Javid, whose speech omitted mention of the much-touted full proscription of Hezbollah, instead focused on securing British values, but it was his threat to enact laws governing online content that caught the eye.
He said he would be “standing up to the tech giants and demanding that they take their responsibility seriously,” adding: “They should be in no doubt: we will legislate. How we legislate will be influenced by the actions they choose to take now.”
Elsewhere in his speech, Javid made the latest mention of Labour’s antisemitism crisis, saying: “It is deeply shocking to see an entire community – our Jewish community – united in their fears and concerns about a major political party, and to see that party, especially its leader, repeatedly failing to respond to those concerns with the seriousness that’s required.”
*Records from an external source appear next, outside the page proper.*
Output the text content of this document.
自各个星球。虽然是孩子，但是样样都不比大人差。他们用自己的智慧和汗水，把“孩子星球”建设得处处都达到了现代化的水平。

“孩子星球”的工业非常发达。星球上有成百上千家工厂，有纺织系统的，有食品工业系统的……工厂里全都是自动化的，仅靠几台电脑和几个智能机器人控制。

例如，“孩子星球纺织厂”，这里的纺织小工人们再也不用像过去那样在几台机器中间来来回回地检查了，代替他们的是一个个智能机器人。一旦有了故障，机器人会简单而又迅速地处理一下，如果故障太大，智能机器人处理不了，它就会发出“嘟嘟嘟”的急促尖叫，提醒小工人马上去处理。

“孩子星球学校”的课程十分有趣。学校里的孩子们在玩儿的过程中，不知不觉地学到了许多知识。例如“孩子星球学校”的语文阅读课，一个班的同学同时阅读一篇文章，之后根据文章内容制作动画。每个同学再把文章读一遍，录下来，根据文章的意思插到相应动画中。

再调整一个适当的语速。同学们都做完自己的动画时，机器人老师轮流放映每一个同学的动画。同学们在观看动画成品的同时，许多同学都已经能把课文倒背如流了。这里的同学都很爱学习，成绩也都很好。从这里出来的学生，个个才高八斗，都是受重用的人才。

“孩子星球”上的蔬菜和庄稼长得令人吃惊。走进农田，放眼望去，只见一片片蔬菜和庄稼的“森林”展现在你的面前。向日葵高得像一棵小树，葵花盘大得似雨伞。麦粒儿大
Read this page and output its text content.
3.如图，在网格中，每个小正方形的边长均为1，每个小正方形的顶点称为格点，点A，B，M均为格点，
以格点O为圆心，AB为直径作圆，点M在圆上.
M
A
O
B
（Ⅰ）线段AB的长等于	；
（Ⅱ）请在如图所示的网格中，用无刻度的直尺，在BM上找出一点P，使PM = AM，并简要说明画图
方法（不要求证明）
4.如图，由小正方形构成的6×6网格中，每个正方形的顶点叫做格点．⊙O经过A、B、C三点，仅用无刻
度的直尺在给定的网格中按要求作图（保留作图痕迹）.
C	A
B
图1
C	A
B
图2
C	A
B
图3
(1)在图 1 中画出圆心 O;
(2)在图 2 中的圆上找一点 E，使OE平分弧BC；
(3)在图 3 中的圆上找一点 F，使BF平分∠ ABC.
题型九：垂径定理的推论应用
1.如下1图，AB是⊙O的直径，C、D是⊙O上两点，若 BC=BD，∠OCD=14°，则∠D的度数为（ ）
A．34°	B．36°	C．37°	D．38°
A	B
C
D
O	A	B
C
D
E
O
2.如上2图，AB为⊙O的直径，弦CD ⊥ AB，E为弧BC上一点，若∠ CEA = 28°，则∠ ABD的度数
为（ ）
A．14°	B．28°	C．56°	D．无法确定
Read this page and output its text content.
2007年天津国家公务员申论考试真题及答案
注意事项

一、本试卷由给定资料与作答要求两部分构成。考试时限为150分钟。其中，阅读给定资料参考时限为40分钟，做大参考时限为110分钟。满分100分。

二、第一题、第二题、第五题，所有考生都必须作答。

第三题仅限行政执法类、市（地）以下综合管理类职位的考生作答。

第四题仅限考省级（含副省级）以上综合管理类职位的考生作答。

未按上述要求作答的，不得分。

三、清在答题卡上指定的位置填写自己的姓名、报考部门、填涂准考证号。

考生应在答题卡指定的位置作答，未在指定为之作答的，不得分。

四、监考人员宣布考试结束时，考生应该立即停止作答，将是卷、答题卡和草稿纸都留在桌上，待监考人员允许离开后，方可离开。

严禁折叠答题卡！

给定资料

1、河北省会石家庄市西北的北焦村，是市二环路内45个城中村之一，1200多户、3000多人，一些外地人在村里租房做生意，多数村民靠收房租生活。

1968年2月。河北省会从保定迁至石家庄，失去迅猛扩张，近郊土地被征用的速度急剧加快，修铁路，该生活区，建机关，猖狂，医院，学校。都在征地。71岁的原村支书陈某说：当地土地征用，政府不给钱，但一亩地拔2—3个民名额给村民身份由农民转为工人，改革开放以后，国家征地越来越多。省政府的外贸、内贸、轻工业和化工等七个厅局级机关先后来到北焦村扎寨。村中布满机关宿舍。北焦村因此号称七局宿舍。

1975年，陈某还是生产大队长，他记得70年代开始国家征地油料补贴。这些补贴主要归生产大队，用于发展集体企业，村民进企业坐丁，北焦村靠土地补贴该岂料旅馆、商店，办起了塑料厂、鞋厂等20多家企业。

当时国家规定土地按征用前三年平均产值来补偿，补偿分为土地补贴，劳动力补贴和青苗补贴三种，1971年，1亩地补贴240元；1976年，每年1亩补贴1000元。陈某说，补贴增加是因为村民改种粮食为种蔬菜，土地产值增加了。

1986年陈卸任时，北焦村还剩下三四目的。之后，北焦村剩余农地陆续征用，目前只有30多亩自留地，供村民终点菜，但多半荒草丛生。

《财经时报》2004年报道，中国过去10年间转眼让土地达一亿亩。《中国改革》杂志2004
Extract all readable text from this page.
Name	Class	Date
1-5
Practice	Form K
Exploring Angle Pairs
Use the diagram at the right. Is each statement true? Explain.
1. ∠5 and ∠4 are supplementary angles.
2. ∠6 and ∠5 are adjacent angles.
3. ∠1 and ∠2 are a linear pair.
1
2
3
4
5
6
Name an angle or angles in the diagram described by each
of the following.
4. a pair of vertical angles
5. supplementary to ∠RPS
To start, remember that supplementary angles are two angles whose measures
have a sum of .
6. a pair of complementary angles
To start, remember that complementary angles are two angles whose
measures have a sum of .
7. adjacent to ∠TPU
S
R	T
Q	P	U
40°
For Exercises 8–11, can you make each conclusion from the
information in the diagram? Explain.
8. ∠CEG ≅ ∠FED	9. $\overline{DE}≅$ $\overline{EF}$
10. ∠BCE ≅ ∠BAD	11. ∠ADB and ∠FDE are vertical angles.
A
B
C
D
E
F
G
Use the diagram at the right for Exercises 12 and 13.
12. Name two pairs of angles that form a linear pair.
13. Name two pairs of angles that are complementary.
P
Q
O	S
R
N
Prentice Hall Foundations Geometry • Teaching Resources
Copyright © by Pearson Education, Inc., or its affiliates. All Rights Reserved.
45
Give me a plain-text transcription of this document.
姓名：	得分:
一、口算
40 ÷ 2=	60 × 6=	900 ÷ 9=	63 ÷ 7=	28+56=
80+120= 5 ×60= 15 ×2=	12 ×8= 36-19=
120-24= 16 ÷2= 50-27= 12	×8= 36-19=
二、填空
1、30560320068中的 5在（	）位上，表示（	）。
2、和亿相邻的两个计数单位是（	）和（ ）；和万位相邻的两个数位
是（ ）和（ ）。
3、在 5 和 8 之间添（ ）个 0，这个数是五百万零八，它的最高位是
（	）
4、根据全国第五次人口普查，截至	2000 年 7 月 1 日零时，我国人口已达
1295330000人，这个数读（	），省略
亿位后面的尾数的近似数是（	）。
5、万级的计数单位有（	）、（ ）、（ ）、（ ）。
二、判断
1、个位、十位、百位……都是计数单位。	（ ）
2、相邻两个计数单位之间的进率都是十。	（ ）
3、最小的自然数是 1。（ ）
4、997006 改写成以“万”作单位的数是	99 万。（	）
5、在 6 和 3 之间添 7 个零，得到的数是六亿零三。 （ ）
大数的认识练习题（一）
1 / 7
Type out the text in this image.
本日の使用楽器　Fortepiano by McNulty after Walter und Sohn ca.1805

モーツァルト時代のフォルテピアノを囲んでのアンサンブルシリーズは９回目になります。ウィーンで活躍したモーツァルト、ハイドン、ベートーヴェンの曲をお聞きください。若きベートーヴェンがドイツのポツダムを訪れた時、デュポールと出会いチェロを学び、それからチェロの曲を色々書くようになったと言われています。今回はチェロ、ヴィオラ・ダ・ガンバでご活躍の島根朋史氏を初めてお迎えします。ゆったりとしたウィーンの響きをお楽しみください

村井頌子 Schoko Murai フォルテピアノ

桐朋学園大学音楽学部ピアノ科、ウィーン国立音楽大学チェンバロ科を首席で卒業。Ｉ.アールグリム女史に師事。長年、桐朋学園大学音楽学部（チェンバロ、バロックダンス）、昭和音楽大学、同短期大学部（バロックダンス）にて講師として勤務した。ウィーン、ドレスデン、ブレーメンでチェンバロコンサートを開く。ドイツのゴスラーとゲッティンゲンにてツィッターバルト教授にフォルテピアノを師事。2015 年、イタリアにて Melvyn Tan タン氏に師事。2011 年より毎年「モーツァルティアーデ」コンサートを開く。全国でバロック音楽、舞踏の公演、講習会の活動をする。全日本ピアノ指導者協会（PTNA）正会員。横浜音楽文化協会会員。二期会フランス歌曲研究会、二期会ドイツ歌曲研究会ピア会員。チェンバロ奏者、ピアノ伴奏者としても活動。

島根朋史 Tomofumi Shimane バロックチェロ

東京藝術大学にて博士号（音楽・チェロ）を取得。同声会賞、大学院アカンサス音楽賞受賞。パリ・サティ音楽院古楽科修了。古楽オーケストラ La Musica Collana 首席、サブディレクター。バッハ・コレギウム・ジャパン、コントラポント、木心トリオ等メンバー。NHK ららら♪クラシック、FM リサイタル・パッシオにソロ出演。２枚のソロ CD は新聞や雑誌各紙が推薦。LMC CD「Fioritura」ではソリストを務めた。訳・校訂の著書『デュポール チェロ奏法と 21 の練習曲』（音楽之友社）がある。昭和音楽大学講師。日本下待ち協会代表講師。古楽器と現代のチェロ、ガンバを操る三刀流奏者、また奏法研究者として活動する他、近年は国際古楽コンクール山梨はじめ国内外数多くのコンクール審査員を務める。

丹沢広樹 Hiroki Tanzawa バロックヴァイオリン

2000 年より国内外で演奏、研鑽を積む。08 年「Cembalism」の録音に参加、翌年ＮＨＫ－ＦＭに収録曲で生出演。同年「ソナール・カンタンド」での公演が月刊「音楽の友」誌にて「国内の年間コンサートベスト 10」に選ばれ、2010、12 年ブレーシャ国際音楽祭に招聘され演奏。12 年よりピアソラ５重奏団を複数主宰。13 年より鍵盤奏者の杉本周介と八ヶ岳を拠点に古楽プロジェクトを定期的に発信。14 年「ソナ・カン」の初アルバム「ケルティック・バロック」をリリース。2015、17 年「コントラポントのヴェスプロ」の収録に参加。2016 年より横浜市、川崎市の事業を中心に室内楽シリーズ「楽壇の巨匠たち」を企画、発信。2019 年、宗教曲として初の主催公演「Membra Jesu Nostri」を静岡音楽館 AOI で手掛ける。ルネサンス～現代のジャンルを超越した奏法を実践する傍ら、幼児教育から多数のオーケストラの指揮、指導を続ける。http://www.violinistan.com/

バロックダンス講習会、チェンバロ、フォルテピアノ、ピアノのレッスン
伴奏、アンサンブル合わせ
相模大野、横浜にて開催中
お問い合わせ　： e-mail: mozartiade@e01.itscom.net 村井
He also alluded to the charges of Islamophobia recently levelled at the Conservative Party, and tackled race relations head-on, identifying child sex grooming gangs of Pakistani origin and describing his “anger” at the reality and the threat.
Javid also addressed the “medieval” issue of forced marriage, promising to “consult on making it a mandatory duty for professionals to report forced marriage whenever they come across it”.
He added: “When women have the courage to come forward and inform us that they have been forced to sponsor a spousal visa against their will, we will not only protect their anonymity but do everything we can to deny or revoke that visa.”